I may not agree on everything that Jen Hatmaker says, but I do appreciate listening to where she’s coming from and hearing her heart as she pours it on her pages. Before I can even comment on the pages within, I need to start at the beginning. Like the very beginning. The cover screams Jen Hatmaker and is beautifully done. Usually that’s where the beauty of a book stops, though. I loved how it carried through from the first page to the last. The quotes are beautifully written, the font was perfect, and I found myself often just thinking about how much I loved the beauty of this book. I hope more authors and publishers can create this type of a beautiful book over and over again.
Of Mess and Moxie was a quick read for me because it flowed so nicely. It wasn’t overly long chapters, but it was enough to read in between chores or tasks that needed to be completed. She opens up the book with Unbranded, which gives her readers the freedom to change as they grow. She acknowledges that we’re not the same people we once were, and that’s okay. She throws in some transparency by talking about her own relationships within her family in this chapter and especially later in the book when she discusses her private baby. I loved that chapter! I could see it and understand it well within my own family.
When she talks about the grocery store, I wanted to shout “Amen!” My introverted self may do a few things that she does just to make it to the end of the store without some awkward conversations. And the chapter about not waiting to invite people into your home until it’s perfect was timely. I loved how she reminds her readers that it’s not about having a perfect home with only one style of decorating. Mix it up! Be you!

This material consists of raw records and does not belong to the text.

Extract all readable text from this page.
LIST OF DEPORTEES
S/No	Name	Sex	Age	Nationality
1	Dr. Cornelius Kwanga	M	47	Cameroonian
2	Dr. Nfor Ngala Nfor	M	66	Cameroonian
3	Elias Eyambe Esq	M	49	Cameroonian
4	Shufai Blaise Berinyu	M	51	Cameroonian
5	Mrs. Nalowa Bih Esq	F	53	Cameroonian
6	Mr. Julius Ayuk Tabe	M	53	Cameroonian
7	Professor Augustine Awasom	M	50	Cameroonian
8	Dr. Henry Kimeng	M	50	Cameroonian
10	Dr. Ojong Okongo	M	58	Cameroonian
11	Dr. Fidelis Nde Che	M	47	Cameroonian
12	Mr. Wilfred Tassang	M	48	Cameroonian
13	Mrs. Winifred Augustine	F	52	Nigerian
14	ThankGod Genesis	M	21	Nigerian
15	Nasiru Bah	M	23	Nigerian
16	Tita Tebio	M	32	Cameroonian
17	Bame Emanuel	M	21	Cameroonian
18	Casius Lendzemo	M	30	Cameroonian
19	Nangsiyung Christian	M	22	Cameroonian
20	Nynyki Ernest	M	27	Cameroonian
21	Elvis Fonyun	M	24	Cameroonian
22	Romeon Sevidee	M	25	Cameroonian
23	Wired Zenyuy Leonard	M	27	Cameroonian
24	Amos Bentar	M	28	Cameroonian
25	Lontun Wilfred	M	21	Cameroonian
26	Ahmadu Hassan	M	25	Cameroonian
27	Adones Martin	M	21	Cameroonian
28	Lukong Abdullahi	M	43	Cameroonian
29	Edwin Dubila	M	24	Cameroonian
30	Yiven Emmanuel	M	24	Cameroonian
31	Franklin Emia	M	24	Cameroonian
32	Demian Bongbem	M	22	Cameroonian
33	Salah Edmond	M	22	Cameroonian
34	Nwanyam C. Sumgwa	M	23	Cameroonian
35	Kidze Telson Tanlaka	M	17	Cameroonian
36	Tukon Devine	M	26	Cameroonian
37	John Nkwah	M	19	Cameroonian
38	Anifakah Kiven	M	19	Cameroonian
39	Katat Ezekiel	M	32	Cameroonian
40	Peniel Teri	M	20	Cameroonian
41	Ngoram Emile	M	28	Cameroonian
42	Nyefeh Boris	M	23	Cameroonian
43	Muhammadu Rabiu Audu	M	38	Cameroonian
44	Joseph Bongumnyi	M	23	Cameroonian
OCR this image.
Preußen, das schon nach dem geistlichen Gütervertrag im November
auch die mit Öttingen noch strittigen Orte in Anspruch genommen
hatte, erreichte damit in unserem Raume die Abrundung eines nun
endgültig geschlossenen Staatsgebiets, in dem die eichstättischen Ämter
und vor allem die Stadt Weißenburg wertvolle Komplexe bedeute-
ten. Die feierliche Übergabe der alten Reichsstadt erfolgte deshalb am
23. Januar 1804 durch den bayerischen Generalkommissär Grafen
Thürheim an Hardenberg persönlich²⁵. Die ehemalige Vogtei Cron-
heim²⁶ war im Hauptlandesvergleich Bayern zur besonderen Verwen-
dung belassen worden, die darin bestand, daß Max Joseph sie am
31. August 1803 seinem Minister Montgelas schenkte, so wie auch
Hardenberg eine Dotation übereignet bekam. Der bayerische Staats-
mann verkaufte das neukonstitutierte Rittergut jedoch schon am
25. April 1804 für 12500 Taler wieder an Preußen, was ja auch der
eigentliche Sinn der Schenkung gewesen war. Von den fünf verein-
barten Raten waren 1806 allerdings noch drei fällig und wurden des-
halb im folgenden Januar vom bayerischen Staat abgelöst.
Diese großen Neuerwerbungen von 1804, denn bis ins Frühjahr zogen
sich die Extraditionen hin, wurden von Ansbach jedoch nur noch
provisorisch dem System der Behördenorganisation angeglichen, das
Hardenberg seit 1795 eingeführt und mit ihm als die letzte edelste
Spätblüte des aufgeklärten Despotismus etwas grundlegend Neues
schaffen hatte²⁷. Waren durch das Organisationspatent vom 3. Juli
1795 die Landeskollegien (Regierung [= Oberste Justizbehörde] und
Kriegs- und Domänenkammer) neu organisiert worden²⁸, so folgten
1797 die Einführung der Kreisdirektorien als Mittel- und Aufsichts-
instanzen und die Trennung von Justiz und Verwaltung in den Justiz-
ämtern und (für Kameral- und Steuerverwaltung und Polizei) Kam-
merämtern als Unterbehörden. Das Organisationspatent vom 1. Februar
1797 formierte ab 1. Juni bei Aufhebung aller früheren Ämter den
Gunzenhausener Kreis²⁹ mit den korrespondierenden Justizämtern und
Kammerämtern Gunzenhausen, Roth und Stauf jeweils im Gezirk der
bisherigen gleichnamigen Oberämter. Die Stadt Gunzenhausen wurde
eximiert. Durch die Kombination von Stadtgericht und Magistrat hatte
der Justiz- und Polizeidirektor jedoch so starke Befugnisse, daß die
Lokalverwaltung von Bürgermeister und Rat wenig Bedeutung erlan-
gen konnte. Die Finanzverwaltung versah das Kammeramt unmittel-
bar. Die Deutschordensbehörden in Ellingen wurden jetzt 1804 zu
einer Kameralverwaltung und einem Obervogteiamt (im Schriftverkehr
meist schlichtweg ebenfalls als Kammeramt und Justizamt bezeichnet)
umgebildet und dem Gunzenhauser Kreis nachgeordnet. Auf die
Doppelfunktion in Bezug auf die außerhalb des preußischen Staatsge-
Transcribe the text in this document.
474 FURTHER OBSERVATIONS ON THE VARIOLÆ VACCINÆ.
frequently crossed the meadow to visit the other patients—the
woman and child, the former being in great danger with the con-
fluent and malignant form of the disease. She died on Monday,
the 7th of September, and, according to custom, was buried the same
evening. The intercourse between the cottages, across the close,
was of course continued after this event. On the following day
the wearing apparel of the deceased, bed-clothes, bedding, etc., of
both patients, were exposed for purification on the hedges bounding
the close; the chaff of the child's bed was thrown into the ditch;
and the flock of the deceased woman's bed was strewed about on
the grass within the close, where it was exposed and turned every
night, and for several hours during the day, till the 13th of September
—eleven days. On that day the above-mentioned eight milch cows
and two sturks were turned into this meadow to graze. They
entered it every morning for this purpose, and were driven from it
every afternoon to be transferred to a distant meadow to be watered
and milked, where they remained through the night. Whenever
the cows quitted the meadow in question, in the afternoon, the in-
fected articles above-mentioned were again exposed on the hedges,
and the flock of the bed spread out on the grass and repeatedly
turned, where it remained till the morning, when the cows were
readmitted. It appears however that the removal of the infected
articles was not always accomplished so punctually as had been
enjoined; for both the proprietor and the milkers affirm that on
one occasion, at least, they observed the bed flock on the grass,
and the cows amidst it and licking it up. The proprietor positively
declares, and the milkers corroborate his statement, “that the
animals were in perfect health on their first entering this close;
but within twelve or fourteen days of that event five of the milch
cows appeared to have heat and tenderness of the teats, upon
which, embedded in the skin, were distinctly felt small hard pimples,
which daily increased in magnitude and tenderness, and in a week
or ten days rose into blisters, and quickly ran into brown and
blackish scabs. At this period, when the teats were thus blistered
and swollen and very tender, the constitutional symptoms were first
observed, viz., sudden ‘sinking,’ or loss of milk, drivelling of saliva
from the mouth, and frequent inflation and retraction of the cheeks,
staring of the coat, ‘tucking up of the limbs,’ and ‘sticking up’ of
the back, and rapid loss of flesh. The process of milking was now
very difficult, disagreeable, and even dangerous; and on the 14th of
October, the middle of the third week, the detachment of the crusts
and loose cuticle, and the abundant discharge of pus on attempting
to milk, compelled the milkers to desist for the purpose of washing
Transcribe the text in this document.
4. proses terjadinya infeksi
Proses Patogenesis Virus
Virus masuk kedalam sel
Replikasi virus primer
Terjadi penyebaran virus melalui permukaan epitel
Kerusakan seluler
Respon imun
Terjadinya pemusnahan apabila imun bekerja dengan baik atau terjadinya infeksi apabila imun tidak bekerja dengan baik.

There’s been a lot of backlash on Jen from what she has stood for on certain issues. I may not agree with her on all of them, but I did appreciate her chapter on No Strings Attached. We are called to love. It doesn’t mean we have to flip the Gospel around to please people, but we are called to love. She shares some excellent listening tips to really show people that we are listening and we do care. If we’d listen instead of arguing, perhaps more of the world would see that we love them by our actions.
Another one of my favorite chapters was on fangirls. She shares how even though she’s had a little bit of fame, her readers shouldn’t elevate her or any other leader because they will be disappointed. She says we all need to be each other’s fangirls. We can over-love them, over-encourage them, and be their biggest fans. What would our friendships look like if we did that?!
I love how she is so transparent over mistakes made and even lessons her children have had to learn the hard way. From a parent’s perspective, it was encouraging to hear how she doesn’t take these mistakes as assaults against her character. It’s so easy for me to get embarassed over my children’s actions, and I appreciate how she talks about her children owning their mistakes. Does it hurt the parents heart? Yes. But they still learn from the consequences, just like we did.
I received this book free from Booklook Bloggers in exchange for my honest opinion of this book.